Unravelling the many mysteries of the immune system

Professor Gabrielle Belz is Chair in Immunology at the Frazer Institute at the University of Queensland, and a 2024 Australian Research Council (ARC) Laureate Fellow. She aims to understand how cells and the immune system function to protect us from illness and preserve life.

Too many people have to live with disease. But when you take the entire population, it’s actually quite a small number proportionally. It’s an intriguing question: why aren’t all of us sick all of the time?

I actually trained as a veterinary scientist – my main ambition was to do a PhD and become a veterinary specialist. But I always had a keen interest in how cells work and how the body prevents disease, and sort of got sidetracked and ended up in Peter Doherty’s lab.
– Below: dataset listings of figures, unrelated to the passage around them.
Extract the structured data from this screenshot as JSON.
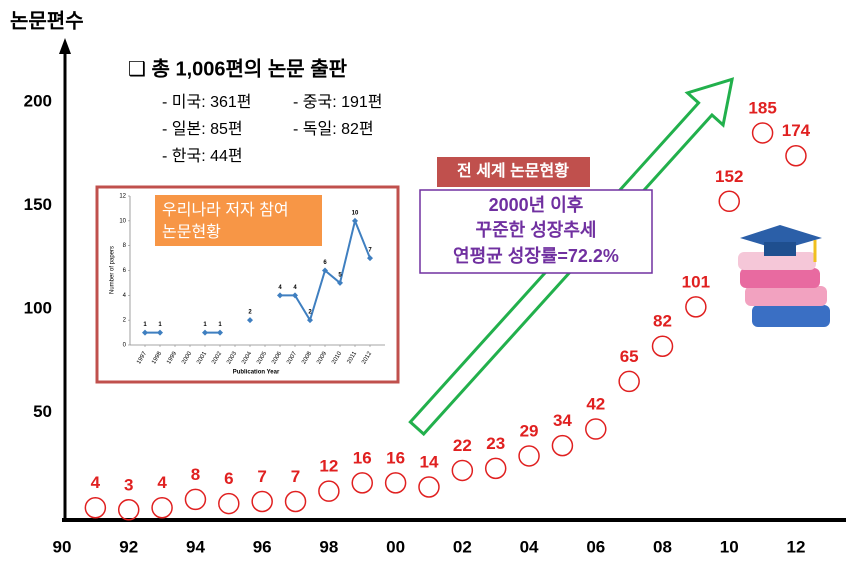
{
  "chart_data": [
    {
      "type": "scatter",
      "y_label": "논문편수",
      "x": [
        91,
        92,
        93,
        94,
        95,
        96,
        97,
        98,
        99,
        100,
        101,
        102,
        103,
        104,
        105,
        106,
        107,
        108,
        109,
        110,
        111,
        112
      ],
      "values": [
        4,
        3,
        4,
        8,
        6,
        7,
        7,
        12,
        16,
        16,
        14,
        22,
        23,
        29,
        34,
        42,
        65,
        82,
        101,
        152,
        185,
        174
      ],
      "color": "#e02020",
      "xlim": [
        90,
        113.5
      ],
      "xticks": [
        90,
        92,
        94,
        96,
        98,
        {
          "value": 100,
          "label": "00"
        },
        {
          "value": 102,
          "label": "02"
        },
        {
          "value": 104,
          "label": "04"
        },
        {
          "value": 106,
          "label": "06"
        },
        {
          "value": 108,
          "label": "08"
        },
        {
          "value": 110,
          "label": "10"
        },
        {
          "value": 112,
          "label": "12"
        }
      ],
      "ylim": [
        0,
        227
      ],
      "yticks": [
        50,
        100,
        150,
        200
      ],
      "headline": "❑ 총 1,006편의 논문 출판",
      "notes": [
        "- 미국: 361편",
        "- 중국: 191편",
        "- 일본: 85편",
        "- 독일: 82편",
        "- 한국: 44편"
      ],
      "badge": "전 세계 논문현황",
      "callout": [
        "2000년 이후",
        "꾸준한 성장추세",
        "연평균 성장률=72.2%"
      ]
    },
    {
      "type": "line",
      "title": [
        "우리나라 저자 참여",
        "논문현황"
      ],
      "x_label": "Publication Year",
      "y_label": "Number of papers",
      "x": [
        1997,
        1998,
        1999,
        2000,
        2001,
        2002,
        2003,
        2004,
        2005,
        2006,
        2007,
        2008,
        2009,
        2010,
        2011,
        2012
      ],
      "values": [
        1,
        1,
        null,
        null,
        1,
        1,
        null,
        2,
        null,
        4,
        4,
        2,
        6,
        5,
        10,
        7
      ],
      "color": "#3f7fc0",
      "xlim": [
        1996,
        2013
      ],
      "xticks": [
        1997,
        1998,
        1999,
        2000,
        2001,
        2002,
        2003,
        2004,
        2005,
        2006,
        2007,
        2008,
        2009,
        2010,
        2011,
        2012
      ],
      "ylim": [
        0,
        12
      ],
      "yticks": [
        0,
        2,
        4,
        6,
        8,
        10,
        12
      ]
    }
  ]
}
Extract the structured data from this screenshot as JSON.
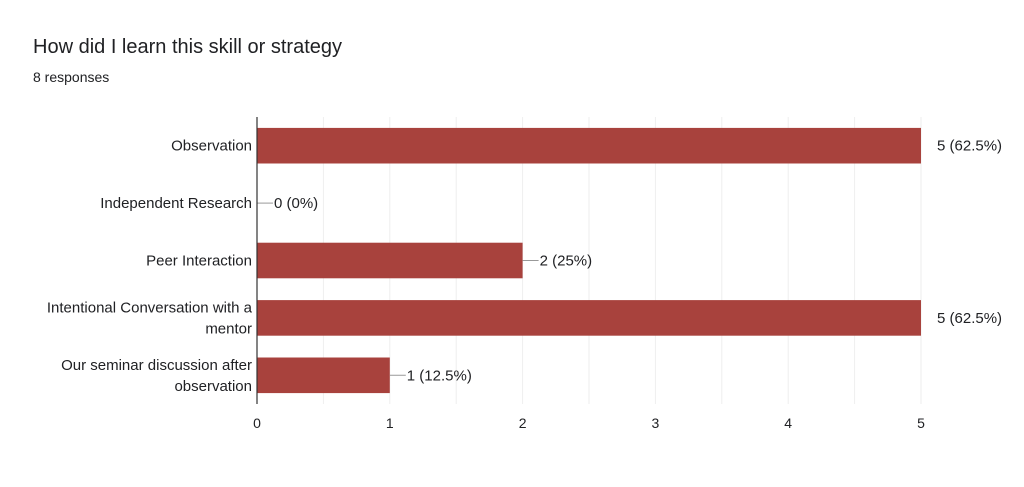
{
  "title": "How did I learn this skill or strategy",
  "subtitle": "8 responses",
  "colors": {
    "bar": "#a8423d",
    "grid": "#eeeeee",
    "axis": "#333333",
    "text": "#202124"
  },
  "chart_data": {
    "type": "bar",
    "orientation": "horizontal",
    "categories": [
      [
        "Observation"
      ],
      [
        "Independent Research"
      ],
      [
        "Peer Interaction"
      ],
      [
        "Intentional Conversation with a",
        "mentor"
      ],
      [
        "Our seminar discussion after",
        "observation"
      ]
    ],
    "values": [
      5,
      0,
      2,
      5,
      1
    ],
    "data_labels": [
      "5 (62.5%)",
      "0 (0%)",
      "2 (25%)",
      "5 (62.5%)",
      "1 (12.5%)"
    ],
    "xlim": [
      0,
      5
    ],
    "xticks": [
      "0",
      "1",
      "2",
      "3",
      "4",
      "5"
    ],
    "grid": true,
    "legend": "none"
  }
}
Yes, he’s the Australian (former veterinarian) who won the Nobel Prize for Medicine in 1995 for his pioneering work understanding how T-cells function in our immune systems.
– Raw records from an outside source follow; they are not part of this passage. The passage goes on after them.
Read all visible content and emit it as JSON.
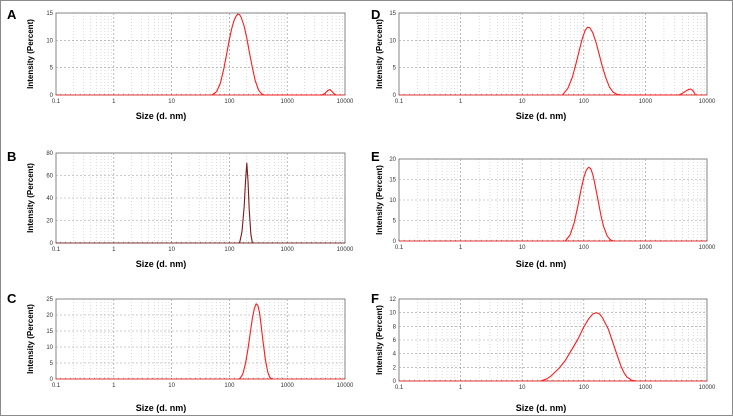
{
  "figure": {
    "colors": {
      "curve": "#ff1a1a",
      "curve_dark": "#7a1a1a",
      "grid": "#9a9a9a",
      "axis": "#666666",
      "baseline_marks": "#404040"
    }
  },
  "chart_data": [
    {
      "id": "A",
      "type": "line",
      "panel_label": "A",
      "xlabel": "Size (d. nm)",
      "ylabel": "Intensity (Percent)",
      "xscale": "log",
      "xlim": [
        0.1,
        10000
      ],
      "xticks": [
        "0.1",
        "1",
        "10",
        "100",
        "1000",
        "10000"
      ],
      "ylim": [
        0,
        15
      ],
      "yticks": [
        "0",
        "5",
        "10",
        "15"
      ],
      "grid": true,
      "series": [
        {
          "color": "#ff1a1a",
          "x": [
            50,
            60,
            70,
            80,
            90,
            100,
            110,
            120,
            130,
            140,
            150,
            160,
            180,
            200,
            220,
            250,
            280,
            320,
            360,
            400,
            4000,
            4500,
            5000,
            5500,
            6000,
            6500,
            7000
          ],
          "y": [
            0,
            0.6,
            2.2,
            4.8,
            7.6,
            10.2,
            12.2,
            13.6,
            14.4,
            14.8,
            14.7,
            14.2,
            12.6,
            10.4,
            8.0,
            5.0,
            2.6,
            0.9,
            0.2,
            0,
            0,
            0.3,
            0.8,
            1.0,
            0.6,
            0.2,
            0
          ]
        }
      ]
    },
    {
      "id": "B",
      "type": "line",
      "panel_label": "B",
      "xlabel": "Size (d. nm)",
      "ylabel": "Intensity (Percent)",
      "xscale": "log",
      "xlim": [
        0.1,
        10000
      ],
      "xticks": [
        "0.1",
        "1",
        "10",
        "100",
        "1000",
        "10000"
      ],
      "ylim": [
        0,
        80
      ],
      "yticks": [
        "0",
        "20",
        "40",
        "60",
        "80"
      ],
      "grid": true,
      "series": [
        {
          "color": "#7a1a1a",
          "x": [
            150,
            165,
            180,
            190,
            200,
            210,
            220,
            235,
            250
          ],
          "y": [
            0,
            10,
            32,
            55,
            71,
            55,
            30,
            8,
            0
          ]
        }
      ]
    },
    {
      "id": "C",
      "type": "line",
      "panel_label": "C",
      "xlabel": "Size (d. nm)",
      "ylabel": "Intensity (Percent)",
      "xscale": "log",
      "xlim": [
        0.1,
        10000
      ],
      "xticks": [
        "0.1",
        "1",
        "10",
        "100",
        "1000",
        "10000"
      ],
      "ylim": [
        0,
        25
      ],
      "yticks": [
        "0",
        "5",
        "10",
        "15",
        "20",
        "25"
      ],
      "grid": true,
      "series": [
        {
          "color": "#ff1a1a",
          "x": [
            150,
            170,
            190,
            210,
            230,
            250,
            270,
            290,
            310,
            330,
            350,
            380,
            420,
            460,
            500,
            550
          ],
          "y": [
            0,
            1.5,
            4.8,
            9.5,
            14.5,
            19.0,
            22.0,
            23.5,
            23.0,
            21.0,
            17.5,
            12.0,
            6.0,
            2.2,
            0.5,
            0
          ]
        }
      ]
    },
    {
      "id": "D",
      "type": "line",
      "panel_label": "D",
      "xlabel": "Size (d. nm)",
      "ylabel": "Intensity (Percent)",
      "xscale": "log",
      "xlim": [
        0.1,
        10000
      ],
      "xticks": [
        "0.1",
        "1",
        "10",
        "100",
        "1000",
        "10000"
      ],
      "ylim": [
        0,
        15
      ],
      "yticks": [
        "0",
        "5",
        "10",
        "15"
      ],
      "grid": true,
      "series": [
        {
          "color": "#ff1a1a",
          "x": [
            45,
            55,
            65,
            75,
            85,
            95,
            105,
            115,
            125,
            140,
            160,
            180,
            200,
            230,
            260,
            300,
            350,
            400,
            3500,
            4000,
            4500,
            5000,
            5500,
            6000,
            6500
          ],
          "y": [
            0,
            1.2,
            3.2,
            5.8,
            8.3,
            10.4,
            11.8,
            12.4,
            12.3,
            11.4,
            9.4,
            7.2,
            5.2,
            3.0,
            1.5,
            0.5,
            0.1,
            0,
            0,
            0.3,
            0.7,
            1.0,
            1.1,
            0.7,
            0
          ]
        }
      ]
    },
    {
      "id": "E",
      "type": "line",
      "panel_label": "E",
      "xlabel": "Size (d. nm)",
      "ylabel": "Intensity (Percent)",
      "xscale": "log",
      "xlim": [
        0.1,
        10000
      ],
      "xticks": [
        "0.1",
        "1",
        "10",
        "100",
        "1000",
        "10000"
      ],
      "ylim": [
        0,
        20
      ],
      "yticks": [
        "0",
        "5",
        "10",
        "15",
        "20"
      ],
      "grid": true,
      "series": [
        {
          "color": "#ff1a1a",
          "x": [
            50,
            60,
            70,
            80,
            90,
            100,
            110,
            120,
            130,
            140,
            150,
            170,
            190,
            210,
            240,
            270,
            300
          ],
          "y": [
            0,
            1.5,
            4.5,
            8.5,
            12.5,
            15.5,
            17.3,
            18.0,
            17.6,
            16.2,
            14.2,
            10.0,
            6.2,
            3.5,
            1.2,
            0.3,
            0
          ]
        }
      ]
    },
    {
      "id": "F",
      "type": "line",
      "panel_label": "F",
      "xlabel": "Size (d. nm)",
      "ylabel": "Intensity (Percent)",
      "xscale": "log",
      "xlim": [
        0.1,
        10000
      ],
      "xticks": [
        "0.1",
        "1",
        "10",
        "100",
        "1000",
        "10000"
      ],
      "ylim": [
        0,
        12
      ],
      "yticks": [
        "0",
        "2",
        "4",
        "6",
        "8",
        "10",
        "12"
      ],
      "grid": true,
      "series": [
        {
          "color": "#ff1a1a",
          "x": [
            20,
            25,
            30,
            40,
            50,
            60,
            70,
            80,
            100,
            120,
            140,
            160,
            180,
            200,
            250,
            300,
            350,
            400,
            450,
            500,
            600,
            700
          ],
          "y": [
            0,
            0.3,
            0.8,
            1.9,
            3.0,
            4.2,
            5.2,
            6.1,
            7.9,
            9.1,
            9.8,
            10.0,
            9.8,
            9.3,
            7.6,
            5.5,
            3.7,
            2.2,
            1.2,
            0.6,
            0.1,
            0
          ]
        }
      ]
    }
  ]
}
We’ve made great leaps forward in understanding disease in recent years, but we also have massive gaps in this understanding. We often focus on just a few cell types and have not yet determined how the many different cells of the body work together.

For example, in the immune system we don’t fully understand why immunotherapy only works in 30 percent of people. The original concept was that we target a T-cell and get it to do something different, something positive, and that it then kills a tumour cell.

What we didn’t understand was the vast sets of other cells in the body, some immune, and some non-immune, that also express those receptors, and so when we target what we think is a T-cell, we’re also targeting the other cells. In addition, for the most part we have largely ignored cells such as epithelial cells and how they might communicate with immune cells. If we can understand the wiring of these various cells, we could use different sorts of approaches to change the outcome of the cells’ behaviour or even translate the signals into combination therapies that regulate multiple cell types.

Currently, we’re creating a positive response in the T-cell but in some cases a negative response in the other cells, so it cancels itself out and fails to have a positive effect.

It all comes down to really fundamental understandings of how all our cells work. This is pivotal in helping us translate therapies into the clinic.

A lot of my work now focuses on the epithelium, the tissue that covers the surfaces of organs such as our lungs and gut. In the past, we have thought about the epithelium as being a very uniform, unified layer of cells. But it turns out they’re very diverse and very specialised, and there are groups of those cells that specifically interact with immune cells. In fact, the epithelium is the first layer of signalling to the immune system, and it’s a massive gap in our knowledge.

My research looks at those initial cues that an epithelial cell gets from either extrinsic forces or pathogens or even commensal bacteria, how they interpret those signals, and how they convey them to the next layer of immune cells.

From a treatment point of view, we know those epithelial cells’ signals to the immune cells are the checkpoint that determines whether we develop disease, or whether we go about our business every day and don’t know that anything’s happened.

They’re highly diverse, they’re very specific to different regions, but we don’t know how they’re specialised for those regions, or when those specialisations are likely to be key determinants of the types of diseases that occur in those parts of the body. We don’t yet fully understand the nuts and bolts of how some cells are talking to other cells.

These epithelial cells are sending cues to what we call innate cells, which is a big family of cells that are all very specialised and do specific things and respond very quickly to damaging signals or threats. Then, depending on the signals they get, they tell adaptive immune cells, the B and T-cells, what to do.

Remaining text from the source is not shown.